Kau tahu, pada malam yang sunyi, aku berhadapan dengan gadgetku, memikirkan apa yang akan aku tulis tentang dirimu. Malam selalu menjadi saksi bisu bagi pikiran-pikiran liar yang bergelayut di benakku, yang sebagian besar, entah kenapa, selalu kembali padamu.
Malam adalah ruang kosong yang dipenuhi misteri, sama halnya dengan perasaan yang tak pernah selesai kuurai tentang kita.
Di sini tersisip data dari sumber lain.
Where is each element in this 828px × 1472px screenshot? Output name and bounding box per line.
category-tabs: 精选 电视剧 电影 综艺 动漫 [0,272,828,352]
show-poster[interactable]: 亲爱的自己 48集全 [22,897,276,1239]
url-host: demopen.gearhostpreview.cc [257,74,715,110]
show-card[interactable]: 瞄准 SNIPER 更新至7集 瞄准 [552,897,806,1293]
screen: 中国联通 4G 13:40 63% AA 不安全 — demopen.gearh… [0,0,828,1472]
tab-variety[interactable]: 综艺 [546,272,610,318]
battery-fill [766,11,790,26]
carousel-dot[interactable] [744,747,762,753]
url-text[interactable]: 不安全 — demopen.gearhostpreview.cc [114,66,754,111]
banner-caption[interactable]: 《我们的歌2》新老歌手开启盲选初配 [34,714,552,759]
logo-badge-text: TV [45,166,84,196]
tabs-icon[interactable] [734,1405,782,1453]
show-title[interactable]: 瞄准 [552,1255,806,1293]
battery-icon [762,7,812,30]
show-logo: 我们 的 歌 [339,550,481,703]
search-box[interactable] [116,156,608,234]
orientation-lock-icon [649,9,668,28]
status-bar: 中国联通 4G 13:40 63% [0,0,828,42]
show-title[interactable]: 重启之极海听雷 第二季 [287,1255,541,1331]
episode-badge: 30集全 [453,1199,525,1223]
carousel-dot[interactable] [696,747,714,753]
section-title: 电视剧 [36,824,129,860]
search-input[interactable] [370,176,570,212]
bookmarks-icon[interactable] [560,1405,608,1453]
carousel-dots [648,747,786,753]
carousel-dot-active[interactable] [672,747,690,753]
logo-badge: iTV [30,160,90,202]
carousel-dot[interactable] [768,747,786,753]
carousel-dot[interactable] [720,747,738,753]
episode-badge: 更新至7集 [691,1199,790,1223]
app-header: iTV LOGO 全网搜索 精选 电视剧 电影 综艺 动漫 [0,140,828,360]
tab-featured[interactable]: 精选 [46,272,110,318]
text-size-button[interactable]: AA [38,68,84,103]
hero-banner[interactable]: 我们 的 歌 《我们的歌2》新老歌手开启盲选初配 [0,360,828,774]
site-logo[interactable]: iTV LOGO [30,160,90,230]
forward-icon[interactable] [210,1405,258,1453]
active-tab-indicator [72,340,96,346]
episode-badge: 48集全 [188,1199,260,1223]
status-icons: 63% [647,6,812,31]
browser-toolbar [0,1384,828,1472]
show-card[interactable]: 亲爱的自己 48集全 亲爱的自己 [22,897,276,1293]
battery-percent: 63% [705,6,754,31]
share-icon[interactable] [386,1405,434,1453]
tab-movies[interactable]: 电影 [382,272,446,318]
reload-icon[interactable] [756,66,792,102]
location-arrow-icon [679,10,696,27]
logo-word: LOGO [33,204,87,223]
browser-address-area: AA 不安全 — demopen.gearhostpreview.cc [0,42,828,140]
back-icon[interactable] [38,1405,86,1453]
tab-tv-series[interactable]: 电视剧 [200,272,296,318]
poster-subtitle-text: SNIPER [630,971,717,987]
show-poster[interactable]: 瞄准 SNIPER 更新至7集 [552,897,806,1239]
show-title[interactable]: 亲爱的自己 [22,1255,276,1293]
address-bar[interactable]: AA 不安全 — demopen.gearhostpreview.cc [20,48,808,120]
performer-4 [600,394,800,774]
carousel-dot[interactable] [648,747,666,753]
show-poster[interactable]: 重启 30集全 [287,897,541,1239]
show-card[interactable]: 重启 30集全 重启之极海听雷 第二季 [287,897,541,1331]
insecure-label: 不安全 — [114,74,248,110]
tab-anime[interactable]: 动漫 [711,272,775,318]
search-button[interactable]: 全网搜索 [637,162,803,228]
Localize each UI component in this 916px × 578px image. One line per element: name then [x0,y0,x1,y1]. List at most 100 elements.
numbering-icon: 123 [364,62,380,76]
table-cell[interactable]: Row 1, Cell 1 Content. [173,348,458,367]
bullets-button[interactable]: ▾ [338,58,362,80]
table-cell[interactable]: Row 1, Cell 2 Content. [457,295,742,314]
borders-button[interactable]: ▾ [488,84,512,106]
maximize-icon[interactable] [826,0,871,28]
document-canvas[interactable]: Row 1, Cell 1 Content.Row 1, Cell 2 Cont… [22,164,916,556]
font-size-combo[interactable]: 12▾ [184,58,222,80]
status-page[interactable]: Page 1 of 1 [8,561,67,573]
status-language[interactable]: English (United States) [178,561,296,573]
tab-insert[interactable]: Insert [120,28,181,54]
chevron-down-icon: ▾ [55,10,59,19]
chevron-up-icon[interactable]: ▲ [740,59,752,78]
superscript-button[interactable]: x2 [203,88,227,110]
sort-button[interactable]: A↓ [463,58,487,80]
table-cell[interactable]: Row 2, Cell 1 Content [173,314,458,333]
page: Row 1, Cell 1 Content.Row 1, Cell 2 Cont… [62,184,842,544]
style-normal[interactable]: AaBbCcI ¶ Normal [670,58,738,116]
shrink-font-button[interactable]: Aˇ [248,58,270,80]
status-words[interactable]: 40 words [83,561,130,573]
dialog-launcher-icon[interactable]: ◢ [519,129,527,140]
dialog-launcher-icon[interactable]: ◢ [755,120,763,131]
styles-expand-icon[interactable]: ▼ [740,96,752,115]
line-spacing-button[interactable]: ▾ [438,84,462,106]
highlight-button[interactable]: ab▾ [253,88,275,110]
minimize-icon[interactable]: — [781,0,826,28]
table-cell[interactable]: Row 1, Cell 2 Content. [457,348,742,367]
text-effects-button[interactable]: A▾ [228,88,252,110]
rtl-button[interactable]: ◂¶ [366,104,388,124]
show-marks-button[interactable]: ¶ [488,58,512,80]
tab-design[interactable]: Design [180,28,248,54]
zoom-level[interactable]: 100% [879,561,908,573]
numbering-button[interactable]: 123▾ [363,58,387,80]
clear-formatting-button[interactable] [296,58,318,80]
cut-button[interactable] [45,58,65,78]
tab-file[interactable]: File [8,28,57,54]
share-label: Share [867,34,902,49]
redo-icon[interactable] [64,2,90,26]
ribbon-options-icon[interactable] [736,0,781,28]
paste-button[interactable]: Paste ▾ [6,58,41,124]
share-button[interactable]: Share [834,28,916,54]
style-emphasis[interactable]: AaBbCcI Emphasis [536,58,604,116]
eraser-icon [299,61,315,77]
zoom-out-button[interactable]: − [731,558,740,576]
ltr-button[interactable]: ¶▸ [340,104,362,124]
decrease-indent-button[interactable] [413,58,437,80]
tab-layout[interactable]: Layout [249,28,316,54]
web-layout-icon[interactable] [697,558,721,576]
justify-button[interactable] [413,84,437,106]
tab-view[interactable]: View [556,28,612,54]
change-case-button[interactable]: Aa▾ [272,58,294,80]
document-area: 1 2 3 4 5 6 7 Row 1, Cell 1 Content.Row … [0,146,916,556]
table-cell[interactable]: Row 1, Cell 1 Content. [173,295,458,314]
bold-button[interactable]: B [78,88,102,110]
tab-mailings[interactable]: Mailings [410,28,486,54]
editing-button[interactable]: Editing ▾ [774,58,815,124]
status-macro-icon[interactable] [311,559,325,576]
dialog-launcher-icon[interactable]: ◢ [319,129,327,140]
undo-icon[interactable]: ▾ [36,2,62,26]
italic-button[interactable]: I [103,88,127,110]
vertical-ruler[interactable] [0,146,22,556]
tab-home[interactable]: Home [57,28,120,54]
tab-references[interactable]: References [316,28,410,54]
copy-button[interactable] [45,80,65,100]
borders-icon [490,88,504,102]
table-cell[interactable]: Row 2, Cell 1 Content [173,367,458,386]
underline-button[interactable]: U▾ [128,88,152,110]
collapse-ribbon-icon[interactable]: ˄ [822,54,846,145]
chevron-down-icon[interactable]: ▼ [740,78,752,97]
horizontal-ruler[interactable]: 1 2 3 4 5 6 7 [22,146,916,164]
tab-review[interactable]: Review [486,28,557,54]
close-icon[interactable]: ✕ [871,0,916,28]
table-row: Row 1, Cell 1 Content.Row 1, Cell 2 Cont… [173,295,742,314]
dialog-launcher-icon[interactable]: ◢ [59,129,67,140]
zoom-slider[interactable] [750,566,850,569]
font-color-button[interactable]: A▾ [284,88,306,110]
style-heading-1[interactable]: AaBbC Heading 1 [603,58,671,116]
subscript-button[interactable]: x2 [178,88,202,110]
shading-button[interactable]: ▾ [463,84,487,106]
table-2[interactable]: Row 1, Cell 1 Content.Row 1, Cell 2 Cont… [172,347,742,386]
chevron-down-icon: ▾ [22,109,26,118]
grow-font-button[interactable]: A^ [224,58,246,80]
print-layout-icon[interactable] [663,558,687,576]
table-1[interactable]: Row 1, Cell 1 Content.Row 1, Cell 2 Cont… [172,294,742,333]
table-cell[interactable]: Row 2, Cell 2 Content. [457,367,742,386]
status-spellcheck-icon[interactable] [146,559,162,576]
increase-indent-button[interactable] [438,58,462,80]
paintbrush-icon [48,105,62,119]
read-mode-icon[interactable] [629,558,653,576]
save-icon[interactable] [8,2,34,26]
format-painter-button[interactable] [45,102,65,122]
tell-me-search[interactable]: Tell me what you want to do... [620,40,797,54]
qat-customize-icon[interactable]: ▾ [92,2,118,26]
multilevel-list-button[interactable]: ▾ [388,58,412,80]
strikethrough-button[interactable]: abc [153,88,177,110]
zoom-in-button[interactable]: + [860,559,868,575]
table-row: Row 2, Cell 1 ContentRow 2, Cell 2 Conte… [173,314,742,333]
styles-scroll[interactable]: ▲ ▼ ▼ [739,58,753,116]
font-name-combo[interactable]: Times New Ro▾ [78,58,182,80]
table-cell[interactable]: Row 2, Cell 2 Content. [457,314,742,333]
Di antara bintang-bintang yang kadang bersembunyi di balik awan, aku menemukan metafora tentang hidup---bahwa segala sesuatu yang indah sering kali tidak terlihat jelas, namun tetap ada di sana, diam-diam memberikan cahaya.Â
Seperti dirimu, yang meskipun sering jauh, kehadiranmu selalu terasa, mengisi ruang yang sebelumnya kosong dalam hidupku.
Dalam filsafat, malam kerap kali dikaitkan dengan refleksi, tempat di mana pikiran-pikiran terdalam menemukan bentuknya. Begitu pula dirimu---kau adalah refleksi dari segala kerinduan dan harapanku yang tersembunyi.Â
Di antara senyapnya malam, aku mencoba memahami dirimu seperti filsuf memaknai kehidupan; selalu ada yang baru untuk ditemukan, selalu ada pertanyaan yang ingin kuajukan. Apakah kau sadar bahwa kehadiranmu telah merubah caraku melihat dunia?
Malam ini, aku kembali merenung, menyelami percakapan-percakapan kita, dan setiap kata yang terucap atau tidak terucap menjadi filosofi tersendiri. Tentang cinta, tentang waktu, dan tentang harapan. Mungkin, seperti malam, kita juga adalah misteri yang menunggu untuk dijelajahi, sedikit demi sedikit, seiring berjalannya waktu.
Kita, seperti malam dan bintang, mungkin tak selalu berdekatan, tetapi keberadaan kita saling mengisi. Ketika dunia tidur, hanya kita yang terjaga dalam diam, berbicara dalam pikiran yang tak pernah terhenti. Aku dan kamu, dalam malam yang sama, berbagi rasa meskipun kita tak selalu saling bertatap.